Luke Leiai’d up to Russian gangster Zalan (Yasen Peyankov) is a sight gag worthy of the setup to break him out. My only reservation is why Luke would want to give up A.I. Guy in the first place. They’d been ‘boyz’ in the past, so it really doesn’t seem like a move that’s totally in line with Luke as we know and love him. I’m not buying that the Grey Zone changed him because we were introduced to this deployment of employment just last episode. One could argue that Luke allowed A.I. Guy to escape, hell, even turning A.I. Guy could be a positive character trait that backfires… but Luke being a standup man would’ve meant he would’ve tried an alternate way before even thinking about the ramifications of giving up what amounts at this moment to his only readily available friend in Lakeview. Fuck bro, he could’ve still landed in the same position if he just tried to go straight to Zalan himself. Luke’s a good person and the banana peel joke I took as an elegant, predictable (by design) visual gag that would portend to him acting without a second thought (which is both great and horrible in a war), but also being a commentary on where the scene is taking place itself. Everything that goes on in the Grey Zone is morally grey, from the conversations to the actions made. It honestly makes me love this series that much more as a whole.

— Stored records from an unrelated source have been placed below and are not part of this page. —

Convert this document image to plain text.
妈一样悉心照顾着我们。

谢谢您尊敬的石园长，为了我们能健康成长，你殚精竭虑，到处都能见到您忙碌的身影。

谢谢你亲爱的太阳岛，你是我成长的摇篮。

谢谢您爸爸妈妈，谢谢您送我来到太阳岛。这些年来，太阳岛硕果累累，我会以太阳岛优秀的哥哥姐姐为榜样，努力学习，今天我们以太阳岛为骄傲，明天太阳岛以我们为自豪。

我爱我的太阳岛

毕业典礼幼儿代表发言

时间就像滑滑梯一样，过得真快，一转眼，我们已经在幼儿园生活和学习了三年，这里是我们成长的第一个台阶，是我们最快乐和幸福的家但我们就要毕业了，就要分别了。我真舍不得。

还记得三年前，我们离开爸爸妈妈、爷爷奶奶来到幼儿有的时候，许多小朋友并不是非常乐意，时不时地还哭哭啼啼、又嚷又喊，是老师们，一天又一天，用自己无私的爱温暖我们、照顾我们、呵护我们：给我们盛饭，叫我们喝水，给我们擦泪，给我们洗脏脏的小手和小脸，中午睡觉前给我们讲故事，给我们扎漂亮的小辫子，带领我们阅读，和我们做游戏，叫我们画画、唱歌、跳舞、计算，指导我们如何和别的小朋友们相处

Nora’s plot ends the most abruptly because it’s treated like less of a plot and more of a thread, but a thread that is immediately tugged with great force and vigor. A thread that is part of a virtual sweater that will kick off the antepenultimate episode. We’re in the final stretch. The effective fashion these days in streaming is to truly earmark the last three episodes as truly blowing us away. Fingers crossed.
Addendum: “Rescue Mission” marks a top cameo of the year in television for me (beating out both Jamie Lee Curtis in The Bear in addition to Patton Oswalt in What We Do in the Shadows) with William Gibson as the holographic herald of the Terms and Conditions to the Public Library. If you don’t know who that is, maybe invest (your time) into obtaining a library card. They are the only free pass into the world’s most dangerous place.